Running IBM POE Jobs
The IBM Parallel Operating Environment (POE) interfaces with the Resource Manager
to allow users to run parallel jobs requiring dedicated access to the high performance
switch.
The LSF integration for IBM High-Performance Switch (HPS) systems provides
support for submitting POE jobs from AIX hosts to run on IBM HPS hosts.
An IBM HPS system consists of multiple nodes running AIX. The system can be
configured with a high-performance switch to allow high bandwidth and low latency
communication between the nodes. The allocation of the switch to jobs as well as the
division of nodes into pools is controlled by the HPS Resource Manager.
hpc_ibm queue for POE jobs
During installation, lsfinstall configures a queue in lsb.queues named
hpc_ibm for running POE jobs. It defines requeue exit values to enable requeuing of
POE jobs if some users submit jobs requiring exclusive access to the node.
The
poejob script will exit with 133 if it is necessary to requeue the job. Other types of
jobs should not be submitted to the same queue.
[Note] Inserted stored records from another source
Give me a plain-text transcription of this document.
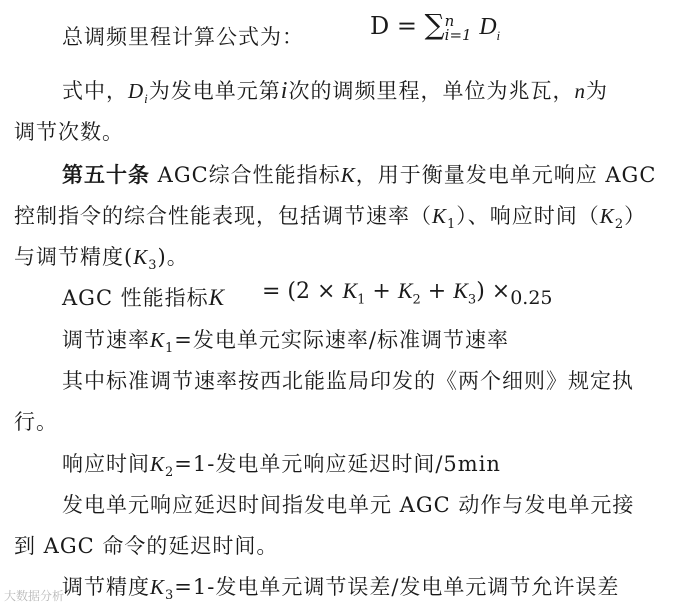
总调频里程计算公式为：	D = ∑ n
i=1 $D_i$
式中，$D_i$为发电单元第i次的调频里程，单位为兆瓦，n为
调节次数。
第五十条 AGC综合性能指标K，用于衡量发电单元响应 AGC
控制指令的综合性能表现，包括调节速率$(K_1)$、响应时间$(K_2)$
与调节精度$(K_3)$。
AGC 性能指标$K = (2 \times K_1 + K_2 + K_3) \times 0.25$
调节速率$K_1=$发电单元实际速率/标准调节速率
其中标准调节速率按西北能监局印发的《两个细则》规定执
行。
响应时间$K_2=1-$发电单元响应延迟时间/5min
发电单元响应延迟时间指发电单元 AGC 动作与发电单元接
到 AGC 命令的延迟时间。
调节精度$K_3=1-$发电单元调节误差/发电单元调节允许误差
大数据分析
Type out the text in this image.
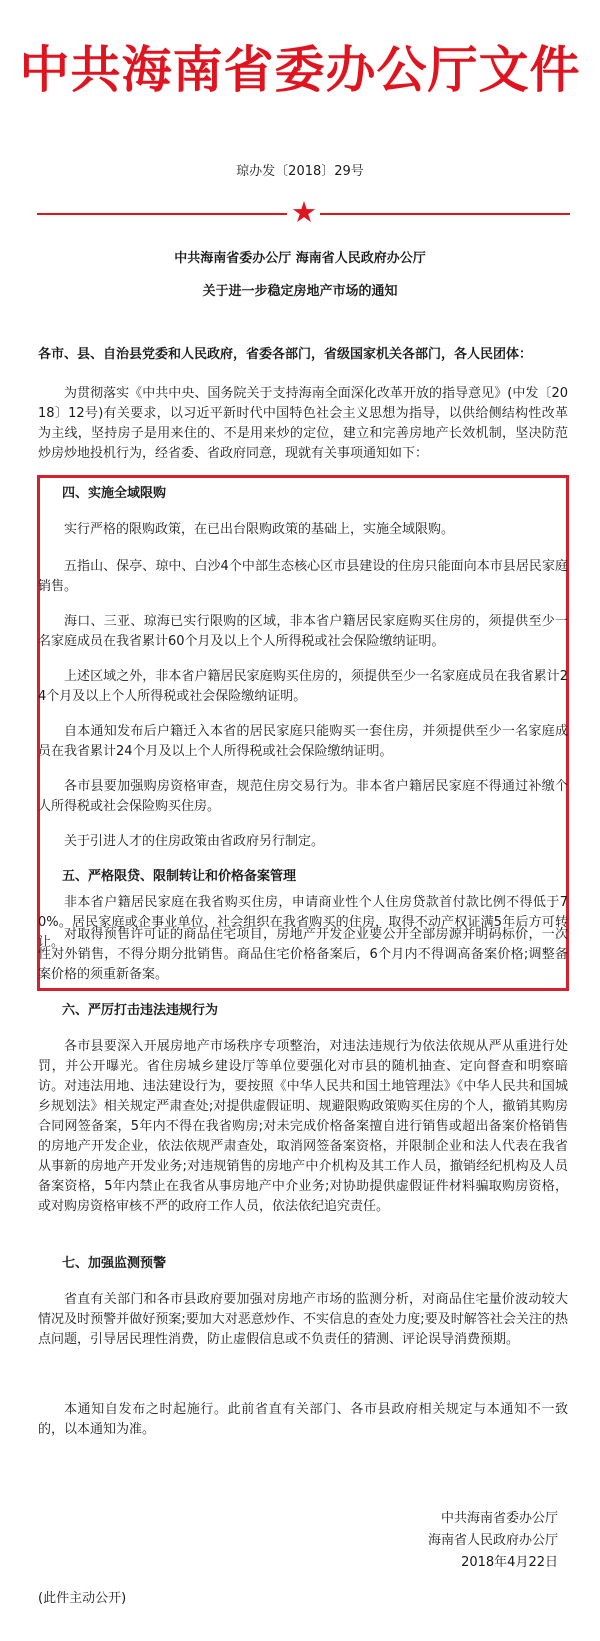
中共海南省委办公厅文件
琼办发〔2018〕29号
★
中共海南省委办公厅 海南省人民政府办公厅
关于进一步稳定房地产市场的通知
各市、县、自治县党委和人民政府，省委各部门，省级国家机关各部门，各人民团体：
为贯彻落实《中共中央、国务院关于支持海南全面深化改革开放的指导意见》(中发〔2018〕12号)有关要求，以习近平新时代中国特色社会主义思想为指导，以供给侧结构性改革为主线，坚持房子是用来住的、不是用来炒的定位，建立和完善房地产长效机制，坚决防范炒房炒地投机行为，经省委、省政府同意，现就有关事项通知如下：
四、实施全域限购
实行严格的限购政策，在已出台限购政策的基础上，实施全域限购。
五指山、保亭、琼中、白沙4个中部生态核心区市县建设的住房只能面向本市县居民家庭销售。
海口、三亚、琼海已实行限购的区域，非本省户籍居民家庭购买住房的，须提供至少一名家庭成员在我省累计60个月及以上个人所得税或社会保险缴纳证明。
上述区域之外，非本省户籍居民家庭购买住房的，须提供至少一名家庭成员在我省累计24个月及以上个人所得税或社会保险缴纳证明。
自本通知发布后户籍迁入本省的居民家庭只能购买一套住房，并须提供至少一名家庭成员在我省累计24个月及以上个人所得税或社会保险缴纳证明。
各市县要加强购房资格审查，规范住房交易行为。非本省户籍居民家庭不得通过补缴个人所得税或社会保险购买住房。
关于引进人才的住房政策由省政府另行制定。
五、严格限贷、限制转让和价格备案管理
非本省户籍居民家庭在我省购买住房，申请商业性个人住房贷款首付款比例不得低于70%。居民家庭或企事业单位、社会组织在我省购买的住房，取得不动产权证满5年后方可转让。
对取得预售许可证的商品住宅项目，房地产开发企业要公开全部房源并明码标价，一次性对外销售，不得分期分批销售。商品住宅价格备案后，6个月内不得调高备案价格;调整备案价格的须重新备案。
六、严厉打击违法违规行为
各市县要深入开展房地产市场秩序专项整治，对违法违规行为依法依规从严从重进行处罚，并公开曝光。省住房城乡建设厅等单位要强化对市县的随机抽查、定向督查和明察暗访。对违法用地、违法建设行为，要按照《中华人民共和国土地管理法》《中华人民共和国城乡规划法》相关规定严肃查处;对提供虚假证明、规避限购政策购买住房的个人，撤销其购房合同网签备案，5年内不得在我省购房;对未完成价格备案擅自进行销售或超出备案价格销售的房地产开发企业，依法依规严肃查处，取消网签备案资格，并限制企业和法人代表在我省从事新的房地产开发业务;对违规销售的房地产中介机构及其工作人员，撤销经纪机构及人员备案资格，5年内禁止在我省从事房地产中介业务;对协助提供虚假证件材料骗取购房资格，或对购房资格审核不严的政府工作人员，依法依纪追究责任。
七、加强监测预警
省直有关部门和各市县政府要加强对房地产市场的监测分析，对商品住宅量价波动较大情况及时预警并做好预案;要加大对恶意炒作、不实信息的查处力度;要及时解答社会关注的热点问题，引导居民理性消费，防止虚假信息或不负责任的猜测、评论误导消费预期。
本通知自发布之时起施行。此前省直有关部门、各市县政府相关规定与本通知不一致的，以本通知为准。
中共海南省委办公厅
海南省人民政府办公厅
2018年4月22日
(此件主动公开)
Otherwise, they will get requeued if
they happen to exit with 133.
Begin Queue
QUEUE_NAME = hpc_ibm
PRIORITY = 30
NICE = 20
...
RES_REQ = select[ poe > 0 ]
REQUEUE_EXIT_VALUES = 133 134 135
...
DESCRIPTION = Platform LSF HPC 7 for IBM. This queue is to run POE jobs ONLY.
End Queue
Configuring LSF to run POE jobs
Ensure that the HPS node names are the same as their host names. That is, st_status
should return the same names for the nodes that
lsload returns.
1. Configure per-slot resource reservation (lsb.resources)”.
2. Optional. Enable exclusive mode (lsb.queues)”.
3. Optional. Define resource management pools (rmpool) and node locking queue
threshold”.
4. Optional. Define system partitions (spname)”.
5. Allocate switch adapter specific resources”.
6. Optional. Tune PAM parameters”.
7. Reconfigure to apply the changes”.
To support the IBM HPS architecture, LSF must reserve resources based on job slots.
During installation,
lsfinstall configures the ReservationUsage section in
lsb.resources to reserve HPS resources on a per-slot basis.